見た目に注意?! あべこべサブレ【神&魔&竜】

文字数 4,262文字

「よぉっし! 張り切っていくぜぇ!」
「えー、まだ歩くのですかぁ?」
「……もう疲れました」
「なぁに言ってんだ! まだ歩いてそんなに時間経ってねぇって!」
「はぁ……なんで参加しちゃったんだろ……研究ができると思ったのに」
「……仕方ないですね。もう少し辛抱しましょう」
 元気に声を上げる青年─ロビンフッド。長身で発言からわかるように、ザ・元気印といった赤いショートヘアーが眩しい青年だ。背中には大きなリュックサックがあるのだが、今にもはちきれそうなくらいぱんぱんに荷物が入っている。それを苦しい顔ひとつせず、ずんずんと森の中を歩いていく。
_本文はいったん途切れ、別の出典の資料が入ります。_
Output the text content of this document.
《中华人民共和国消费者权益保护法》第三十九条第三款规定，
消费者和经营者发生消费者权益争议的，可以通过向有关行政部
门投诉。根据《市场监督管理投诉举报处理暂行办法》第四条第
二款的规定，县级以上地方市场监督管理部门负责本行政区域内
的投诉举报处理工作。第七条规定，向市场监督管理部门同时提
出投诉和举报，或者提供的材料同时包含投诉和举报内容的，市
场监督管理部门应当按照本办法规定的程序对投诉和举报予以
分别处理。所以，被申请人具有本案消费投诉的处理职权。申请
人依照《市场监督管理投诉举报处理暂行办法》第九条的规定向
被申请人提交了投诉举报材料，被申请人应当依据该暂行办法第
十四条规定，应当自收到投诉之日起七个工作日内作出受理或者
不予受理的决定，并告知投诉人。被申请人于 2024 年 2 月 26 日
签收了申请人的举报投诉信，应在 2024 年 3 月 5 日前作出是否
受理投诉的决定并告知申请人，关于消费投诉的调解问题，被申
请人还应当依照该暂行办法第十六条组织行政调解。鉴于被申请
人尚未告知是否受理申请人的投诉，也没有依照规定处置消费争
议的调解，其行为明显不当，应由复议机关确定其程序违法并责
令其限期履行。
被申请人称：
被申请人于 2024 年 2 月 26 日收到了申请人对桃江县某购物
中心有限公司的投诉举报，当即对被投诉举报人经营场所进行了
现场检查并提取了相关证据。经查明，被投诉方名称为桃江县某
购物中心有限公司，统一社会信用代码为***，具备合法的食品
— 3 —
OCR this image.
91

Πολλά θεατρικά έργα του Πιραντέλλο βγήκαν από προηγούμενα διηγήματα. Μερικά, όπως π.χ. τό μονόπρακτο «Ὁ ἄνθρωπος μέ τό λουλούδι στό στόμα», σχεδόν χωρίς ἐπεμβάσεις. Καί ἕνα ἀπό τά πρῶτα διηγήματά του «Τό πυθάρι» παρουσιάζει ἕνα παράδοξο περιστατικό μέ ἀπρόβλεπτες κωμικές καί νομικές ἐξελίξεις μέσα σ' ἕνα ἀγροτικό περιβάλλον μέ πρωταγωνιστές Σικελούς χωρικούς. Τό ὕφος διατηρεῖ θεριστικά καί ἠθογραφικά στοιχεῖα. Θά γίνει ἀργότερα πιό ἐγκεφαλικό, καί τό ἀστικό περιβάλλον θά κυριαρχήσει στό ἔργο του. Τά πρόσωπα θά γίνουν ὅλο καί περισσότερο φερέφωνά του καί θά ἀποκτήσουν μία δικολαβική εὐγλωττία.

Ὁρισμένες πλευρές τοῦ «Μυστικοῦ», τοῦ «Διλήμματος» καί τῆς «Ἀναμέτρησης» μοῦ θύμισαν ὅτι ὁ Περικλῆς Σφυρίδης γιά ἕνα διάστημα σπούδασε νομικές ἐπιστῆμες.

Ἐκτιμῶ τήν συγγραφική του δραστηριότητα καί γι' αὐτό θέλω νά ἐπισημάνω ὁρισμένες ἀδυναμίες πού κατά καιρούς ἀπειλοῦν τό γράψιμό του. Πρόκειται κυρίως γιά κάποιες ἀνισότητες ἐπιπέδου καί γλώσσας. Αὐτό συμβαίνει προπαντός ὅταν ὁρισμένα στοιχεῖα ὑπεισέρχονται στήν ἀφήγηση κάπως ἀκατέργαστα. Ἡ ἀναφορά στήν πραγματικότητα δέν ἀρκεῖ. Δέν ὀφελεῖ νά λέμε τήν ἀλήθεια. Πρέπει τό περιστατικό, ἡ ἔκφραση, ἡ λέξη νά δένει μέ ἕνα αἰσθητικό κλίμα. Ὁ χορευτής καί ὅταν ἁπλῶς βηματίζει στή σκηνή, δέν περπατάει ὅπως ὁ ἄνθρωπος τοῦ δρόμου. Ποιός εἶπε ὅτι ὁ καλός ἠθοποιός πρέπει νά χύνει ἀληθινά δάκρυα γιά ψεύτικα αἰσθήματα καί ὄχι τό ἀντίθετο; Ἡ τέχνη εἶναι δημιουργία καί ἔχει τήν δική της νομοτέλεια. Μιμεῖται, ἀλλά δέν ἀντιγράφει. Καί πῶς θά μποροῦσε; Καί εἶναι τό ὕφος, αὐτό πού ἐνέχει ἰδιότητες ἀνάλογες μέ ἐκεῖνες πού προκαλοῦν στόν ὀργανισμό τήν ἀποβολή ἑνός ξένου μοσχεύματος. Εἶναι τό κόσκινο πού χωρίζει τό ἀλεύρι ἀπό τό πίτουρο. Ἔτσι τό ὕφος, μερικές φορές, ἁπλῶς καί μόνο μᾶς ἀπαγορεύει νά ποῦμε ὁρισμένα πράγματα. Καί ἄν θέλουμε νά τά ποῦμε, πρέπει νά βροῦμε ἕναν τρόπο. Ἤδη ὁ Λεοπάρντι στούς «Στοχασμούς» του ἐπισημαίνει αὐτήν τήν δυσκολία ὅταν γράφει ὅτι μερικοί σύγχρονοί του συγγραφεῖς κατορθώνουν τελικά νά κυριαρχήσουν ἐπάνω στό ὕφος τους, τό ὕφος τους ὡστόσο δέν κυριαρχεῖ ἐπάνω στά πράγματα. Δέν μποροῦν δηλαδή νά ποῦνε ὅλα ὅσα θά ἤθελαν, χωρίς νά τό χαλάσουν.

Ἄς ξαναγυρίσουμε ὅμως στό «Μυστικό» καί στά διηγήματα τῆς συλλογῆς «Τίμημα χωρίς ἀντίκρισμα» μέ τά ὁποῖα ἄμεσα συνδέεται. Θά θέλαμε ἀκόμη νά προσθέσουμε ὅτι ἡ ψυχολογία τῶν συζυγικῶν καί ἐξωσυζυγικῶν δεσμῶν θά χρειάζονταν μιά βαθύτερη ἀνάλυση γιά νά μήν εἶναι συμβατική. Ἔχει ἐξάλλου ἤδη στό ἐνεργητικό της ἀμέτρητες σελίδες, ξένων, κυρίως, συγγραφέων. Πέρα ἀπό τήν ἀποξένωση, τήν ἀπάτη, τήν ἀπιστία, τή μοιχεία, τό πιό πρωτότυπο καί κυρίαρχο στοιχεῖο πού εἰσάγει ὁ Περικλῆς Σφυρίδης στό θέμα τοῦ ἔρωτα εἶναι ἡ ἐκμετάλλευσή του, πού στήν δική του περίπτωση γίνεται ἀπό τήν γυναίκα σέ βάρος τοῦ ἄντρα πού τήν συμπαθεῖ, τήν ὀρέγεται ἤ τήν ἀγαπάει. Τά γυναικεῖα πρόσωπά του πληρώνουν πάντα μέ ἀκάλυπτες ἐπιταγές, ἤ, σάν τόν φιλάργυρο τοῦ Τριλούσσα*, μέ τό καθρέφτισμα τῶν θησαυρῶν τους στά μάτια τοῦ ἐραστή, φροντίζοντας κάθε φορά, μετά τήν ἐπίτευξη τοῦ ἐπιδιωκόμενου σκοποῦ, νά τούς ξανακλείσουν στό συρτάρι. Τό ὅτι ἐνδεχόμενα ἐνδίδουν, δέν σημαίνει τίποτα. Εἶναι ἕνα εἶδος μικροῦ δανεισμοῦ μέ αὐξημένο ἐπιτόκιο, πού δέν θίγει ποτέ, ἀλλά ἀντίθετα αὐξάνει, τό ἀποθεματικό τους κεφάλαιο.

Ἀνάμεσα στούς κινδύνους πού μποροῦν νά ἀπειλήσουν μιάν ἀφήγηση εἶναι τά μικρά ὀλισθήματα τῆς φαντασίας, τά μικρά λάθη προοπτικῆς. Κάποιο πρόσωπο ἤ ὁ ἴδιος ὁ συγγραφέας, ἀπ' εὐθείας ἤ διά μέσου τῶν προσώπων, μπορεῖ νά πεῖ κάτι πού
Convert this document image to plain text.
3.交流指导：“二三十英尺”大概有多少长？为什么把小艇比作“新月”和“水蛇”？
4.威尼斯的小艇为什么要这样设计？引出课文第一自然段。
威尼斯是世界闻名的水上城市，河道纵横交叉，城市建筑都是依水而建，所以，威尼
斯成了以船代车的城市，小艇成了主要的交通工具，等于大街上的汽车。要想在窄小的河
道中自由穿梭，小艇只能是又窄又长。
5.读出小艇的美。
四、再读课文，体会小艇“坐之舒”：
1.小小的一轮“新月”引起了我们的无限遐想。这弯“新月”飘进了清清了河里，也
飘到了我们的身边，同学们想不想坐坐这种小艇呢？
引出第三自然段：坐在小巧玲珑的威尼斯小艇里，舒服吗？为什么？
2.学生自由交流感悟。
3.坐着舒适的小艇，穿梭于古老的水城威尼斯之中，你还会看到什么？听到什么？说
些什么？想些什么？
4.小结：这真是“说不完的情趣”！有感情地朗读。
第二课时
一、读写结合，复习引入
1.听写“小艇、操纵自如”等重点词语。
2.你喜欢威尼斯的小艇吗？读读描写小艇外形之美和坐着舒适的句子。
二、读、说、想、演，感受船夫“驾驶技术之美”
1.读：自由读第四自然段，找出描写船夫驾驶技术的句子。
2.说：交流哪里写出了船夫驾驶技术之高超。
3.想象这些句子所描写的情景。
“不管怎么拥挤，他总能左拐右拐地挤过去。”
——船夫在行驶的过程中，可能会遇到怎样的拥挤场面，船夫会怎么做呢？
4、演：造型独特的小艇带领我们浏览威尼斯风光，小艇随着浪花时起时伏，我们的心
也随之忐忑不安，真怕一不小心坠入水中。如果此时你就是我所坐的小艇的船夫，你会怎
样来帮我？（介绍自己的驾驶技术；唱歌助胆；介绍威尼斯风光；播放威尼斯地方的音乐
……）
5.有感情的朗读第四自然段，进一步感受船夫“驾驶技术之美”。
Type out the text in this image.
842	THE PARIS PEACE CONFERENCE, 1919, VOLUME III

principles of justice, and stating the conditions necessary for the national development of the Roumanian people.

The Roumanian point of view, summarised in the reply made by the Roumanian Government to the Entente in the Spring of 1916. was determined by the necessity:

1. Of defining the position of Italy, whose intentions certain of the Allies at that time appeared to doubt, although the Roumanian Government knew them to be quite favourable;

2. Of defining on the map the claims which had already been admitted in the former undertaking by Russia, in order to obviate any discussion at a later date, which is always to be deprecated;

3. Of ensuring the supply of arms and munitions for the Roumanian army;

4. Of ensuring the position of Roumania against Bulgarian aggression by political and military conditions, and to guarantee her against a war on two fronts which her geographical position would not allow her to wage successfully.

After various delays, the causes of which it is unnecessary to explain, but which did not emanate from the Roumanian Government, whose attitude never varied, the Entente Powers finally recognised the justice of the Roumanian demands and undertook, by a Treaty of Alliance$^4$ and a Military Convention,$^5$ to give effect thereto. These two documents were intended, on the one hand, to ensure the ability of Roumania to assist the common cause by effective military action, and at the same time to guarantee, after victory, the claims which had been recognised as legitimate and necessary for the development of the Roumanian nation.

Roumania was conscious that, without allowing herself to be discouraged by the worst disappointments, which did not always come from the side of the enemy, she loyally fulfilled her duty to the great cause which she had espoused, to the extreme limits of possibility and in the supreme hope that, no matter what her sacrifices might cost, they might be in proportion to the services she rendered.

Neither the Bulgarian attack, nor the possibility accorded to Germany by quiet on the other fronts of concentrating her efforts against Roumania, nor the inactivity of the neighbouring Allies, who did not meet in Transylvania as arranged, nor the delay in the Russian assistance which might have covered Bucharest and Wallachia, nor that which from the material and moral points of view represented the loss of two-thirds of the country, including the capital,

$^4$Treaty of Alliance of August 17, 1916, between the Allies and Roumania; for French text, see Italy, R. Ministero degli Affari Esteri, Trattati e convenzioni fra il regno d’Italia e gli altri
その後をついて歩く錬金術師のルチルと、この季節には不釣り合いな和服を着ている少年遠夜(とおや)。顔から上部分の狐面を頭側面にかぶり、何やら大きな数珠を首からぶら下げている。履物は草履と和風なのではあるが、森の中を歩くにはいささか不向きなのではと事前にロビンフッドから意見を貰っていたが、履きなれている方がいいという理由で履いてきた。一方、ルチルは小柄な体に似合わない程の大きなフラスコをリュックサックに入れており、リュックサックの口からその一部が飛び出していた。なぜルチルがフラスコを持ってきたかは、大自然で行う錬金術に興味があるからというものだった。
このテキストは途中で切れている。